2.初配信は不器用に。








「えーっと……それじゃ、配信を始めるぞ?」

「う、うん!」



 ――そんなこんなで、翌日。

 俺と涼子は、ダンジョンの前にやってきていた。それは鬱蒼とした山林の中に、ポツンと存在している。空間の歪みというものらしいが、実際に見てみると不思議な感じだった。

 揺れている木々の隙間に手を触れると、どこか別の場所に繋がるらしい。

 涼子と俺は互いに顔を見合わせ、改めて頷いた。

 そして、



「配信開始!」

「え、えーっと! ども、初めまして!! アタシの名前はリョウです!!」

「まだ同接ゼロ人だっての……」



 いよいよ運命の配信開始、となった。

 ひとまずカメラでの撮影担当は俺、少しでも映えるように演者は涼子。どこかぎこちなく話す従兄妹に、俺は苦笑いしつつスマホで配信画面を確認した。

 電波状況こそ悪いが、配信はできているらしい。

 それに――。



「あ、やっぱり人気ジャンルなんだな。もう五人も見てるよ」



 視聴人数に『5』という数字が表示されていた。

 そして、ポツポツとコメントもある。



『初見です!』

『新しいダンジョン配信?』

『お、配信者美人じゃね』



 最後のコメントの意味は分からないが、興味は引けている様子だった。

 これはリスナー獲得のため、早々にダンジョンへ突入するべきだ。そう考えて涼子に頷き、一緒に中に入ることにしたのだった。

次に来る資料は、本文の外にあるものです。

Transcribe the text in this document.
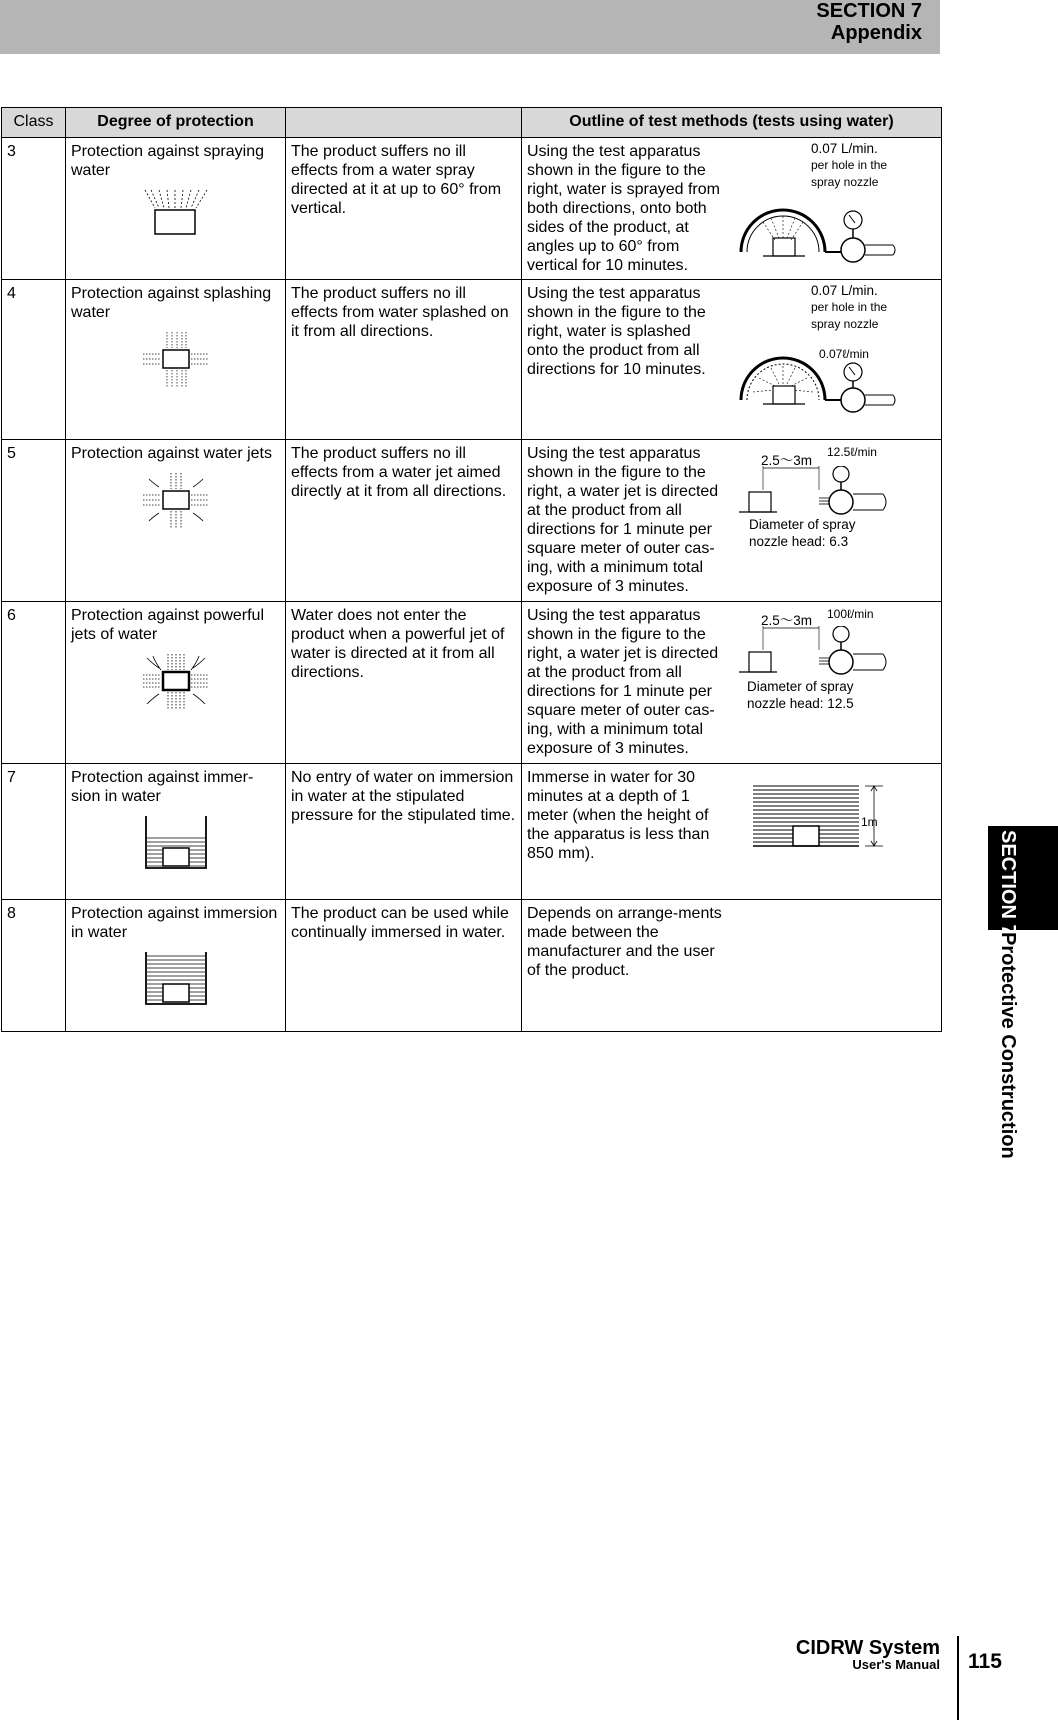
SECTION 7
Appendix
Class	Degree of protection		Outline of test methods (tests using water)
3	Protection against spraying water	The product suffers no ill effects from a water spray directed at it at up to 60° from vertical.	Using the test apparatus shown in the figure to the right, water is sprayed from both directions, onto both sides of the product, at angles up to 60° from vertical for 10 minutes.
0.07 L/min.
per hole in the
spray nozzle

4	Protection against splashing water	The product suffers no ill effects from water splashed on it from all directions.	Using the test apparatus shown in the figure to the right, water is splashed onto the product from all directions for 10 minutes.
0.07 L/min.
per hole in the
spray nozzle
0.07ℓ/min

5	Protection against water jets	The product suffers no ill effects from a water jet aimed directly at it from all directions.	Using the test apparatus shown in the figure to the right, a water jet is directed at the product from all directions for 1 minute per square meter of outer cas-ing, with a minimum total exposure of 3 minutes.
2.5～3m
12.5ℓ/min
Diameter of spray
nozzle head: 6.3

6	Protection against powerful jets of water	Water does not enter the product when a powerful jet of water is directed at it from all directions.	Using the test apparatus shown in the figure to the right, a water jet is directed at the product from all directions for 1 minute per square meter of outer cas-ing, with a minimum total exposure of 3 minutes.
2.5～3m 100ℓ/min
Diameter of spray
nozzle head: 12.5

7	Protection against immer-sion in water	No entry of water on immersion in water at the stipulated pressure for the stipulated time.	Immerse in water for 30 minutes at a depth of 1 meter (when the height of the apparatus is less than 850 mm).
1m

8	Protection against immersion in water	The product can be used while continually immersed in water.	Depends on arrange-ments made between the manufacturer and the user of the product.
SECTION 7Protective Construction
CIDRW System
User's Manual 115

「わぁ、凄い!? ここって、本当にダンジョンなんですね!!」



 中に足を踏み入れるとそこは、先ほどの森林とは打って変わって洞窟となっていた。うららかな春の陽気はどこへやら、ここはどことなく寒々としている。

 少しばかりの緊張もあるが、俺はゆっくりと周囲の映像を撮った。

 そして最後に、先頭を進む涼子を画角に収める。



「意外と一本道というか、どことなく風情がありますね……!」

「いや、意味分からんリポートするなよ」

「あ、ごめんね!」



 すると彼女が素っ頓狂な発言をするので、思わずツッコんでしまった。

 その頃、コメント欄は――。



『今の声、撮影者?』

『なんだよ男かよ』

『リョウちゃんに謝らせるな!!』



 若干、荒れていた……。

 どうにも配信というのは難しい。

 俺は内心で苦笑いしつつ、気を引き締めた。



「……えーっと、ですね? 今回の配信はお試しなので、本当に短い時間になってはしまうんですけど、よろしくお願いしますね!」

『はーい!』

『分かったよ、リョウちゃん!』



 そして改めて、今回の配信について説明をさせる。

 充電の残量も少ないので、もうそろそろ配信も終了して――。



「ん……?」



 そう考えていると、奥から何かの叫びが聞こえてきた。

 人のそれでは、断じてあり得ない。


 これがいわゆる、モンスターというものか!?




「うわぁ、すごい! なんだろう!」

「あ、リョウ! 待て、そろそろ一回配信を閉じないと――」




 ――と、俺が声をかけようとした時だった。





【ギャアアアアアアアアアアアアアアアアアアアアアアアアアアアアアア!!】






 けたたましい叫びが、再びダンジョン内に木霊して……。











 ――配信が、途切れた。



『え、マジで終わった?』

『ていうか、今の声ってドラゴンじゃね?』

『ドラゴンって、ヤバくね』

『片田舎のダンジョン、ってタイトルだったけど』

『もしかして、これ放送事故なんじゃね……?』



 コメント欄には、困惑の色が浮かんで。

 そして、視聴者の誰もがこう思うのだった。




「(これって本当に、警察案件なのでは……?)」――と。